When Rep. Alexandria Ocasio-Cortez (D-N.Y.) accused the Trump administration of “running concentration camps on our southern border,” a political firestorm erupted.
But a question remained. Was the comparison justified?
“As a scholar of the Holocaust, one is particularly sensitive to terminology that evokes the Nazi regime’s policies of persecution and extermination,” said Anika Walke, associate professor of history in Arts & Sciences at Washington University in St. Louis and author of “Pioneers and Partisans: An Oral History of Nazi Genocide in Belorussia.”
“Therefore, an initial reaction could easily be to say, no, the detention centers at the U.S. border are not the same as Nazi concentration camps, which is what we usually think of when we encounter the phrase,” she said.
“However, to say that ‘concentration camps’ are distinct to the Nazi era is incorrect and signals an ahistorical understanding of the Holocaust.
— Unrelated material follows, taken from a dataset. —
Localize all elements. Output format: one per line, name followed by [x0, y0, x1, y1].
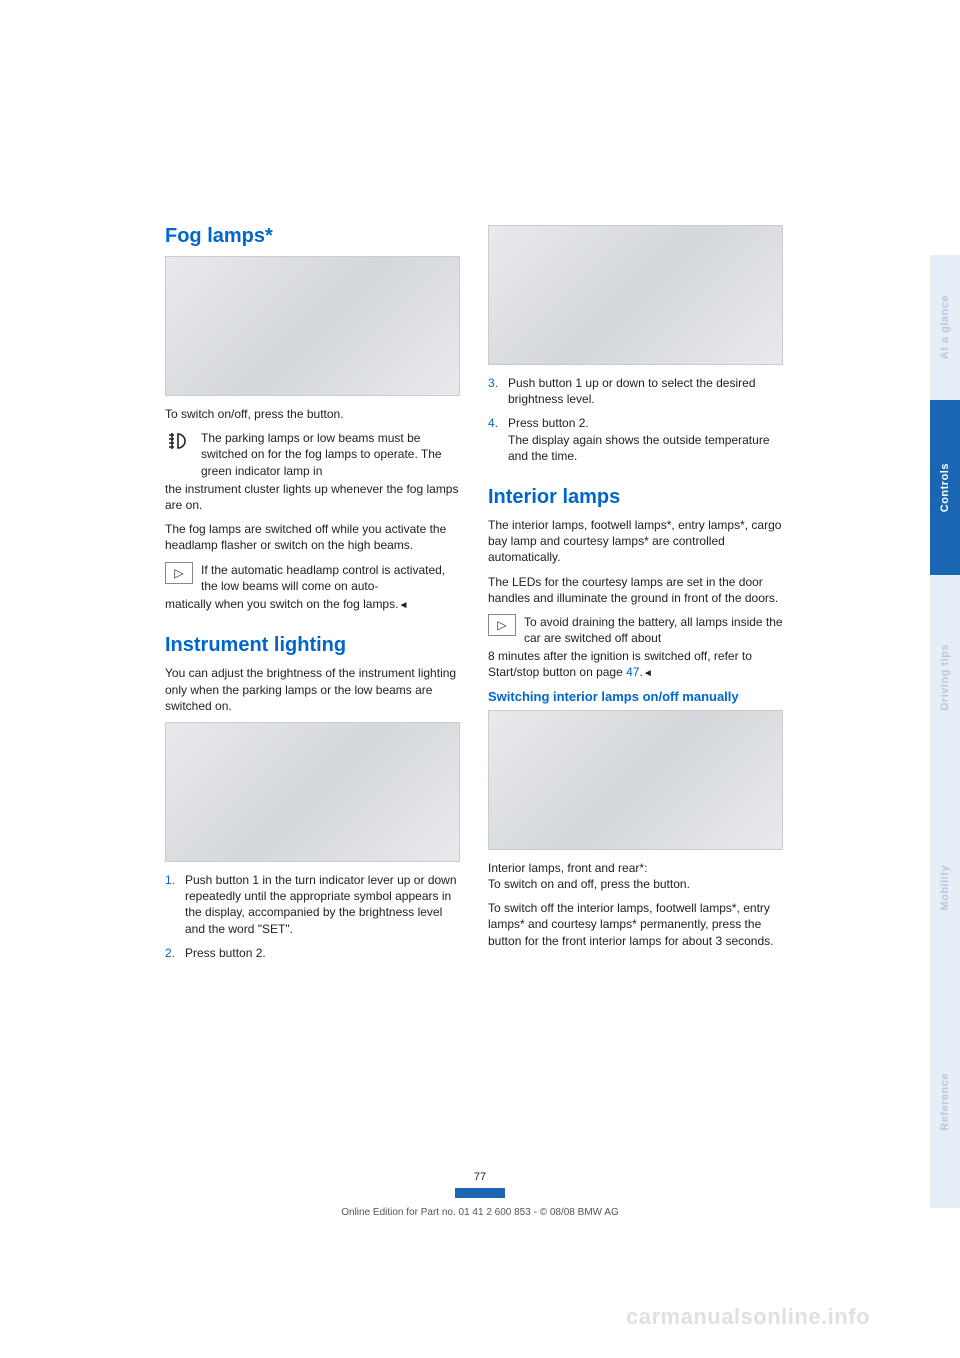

The Nazi regime utilized technologies of power and internment that had been developed and used before, and radicalized their use. Today, there is a scholarly consensus to define concentration camps as camps in which large groups of civilians are held without trial or even without having violated any laws.
“Spanish troops used ‘campos de reconcentración’ to suppress the Cuban Uprising in 1896, the United States used similar facilities in the Philippines in 1900, and there were British concentration camps in South Africa during the Boer Wars, 1899-1902. In many of these camps, vulnerable groups like children and elderly were interned together with adult women and men, without access to sufficient food and under intensely unhygienic conditions. As a result, many internees suffered illness and died. This is why concentration camps are associated with cruelty and inhumanity.
“In the early 1900s, German colonial forces used such camps to suppress Nama and Herero in what is now Namibia, and killed thousands of the prisoners. Some scholars argue that these camps were the direct precursor to Nazi-era concentration camps, where prisoners were deliberately starved to death, died of exhaustion through forced labor, or were killed with bullets and in gas chambers.
“But we ought to also keep in mind that the Nazi regime used a great variety of camps: concentration camps but also labor camps and extermination camps, the latter of which were expressly designed to commit mass murder. The camps built at Bełżec, Sobibor and Treblinka, as well as Auschwitz-Birkenau, Majdanek and Chełmno, all fall into this category. Prisoners in these different camps included Jews, Roma and Sinti, Communists, Social Democrats, Jehovah’s Witnesses, so-called “Asocials,” and many, many others who in one or the other way did not fulfill the standards of racial supremacy or undermined the Nazi regime.
“As far as we know, people are not being worked to death or killed systematically in U.S. detention centers, but we do know that people are suffering from untreated disease and intentionally placed in harsh conditions, such as the so-called ‘iceboxes’, that make them sick or even die — even though the U.S. would have the resources to provide adequate accommodations and care. In other words, the suffering is the result of deliberate neglect and withholding of basic necessities. In addition, because these centers exist in a somewhat extralegal sphere, refugees are limited in their access to legal representation and in their ability to report abuse and violence.
“So, while in many ways the term ‘concentration camp’ evokes the cruelty and system of exploitation and extermination of the Nazi regime, it has a longer history, and it is not incorrect to evoke this history when describing the refugee detention centers where people are held who are seeking asylum, which is not illegal.
“It is important to note that AOC is not the first to place a critique of refugee detention centers in the long history of concentrating civilians,” Walke said. “Immigrant activists in Germany and across Europe frequently point out such structural similarities. Asylum seekers often are held in camps for months without privacy, legal support or access to proper medical care, and are exposed to many forms of violence from staff as well as others confined in the camp.
“In fact, many contemporary centers were established in buildings or on sites that, during the Nazi era, were used to intern forced laborers or others targeted for persecution,” Walke said, pointing out that other facilities were used to hold mentally ill patients, prisoners, or other undesirable populations before they were turned into immigrant detention centers.
“We must be very attentive,” she said, “to the ways in which similar technologies of imprisonment, internment and surveillance are used across different periods and by different political systems.”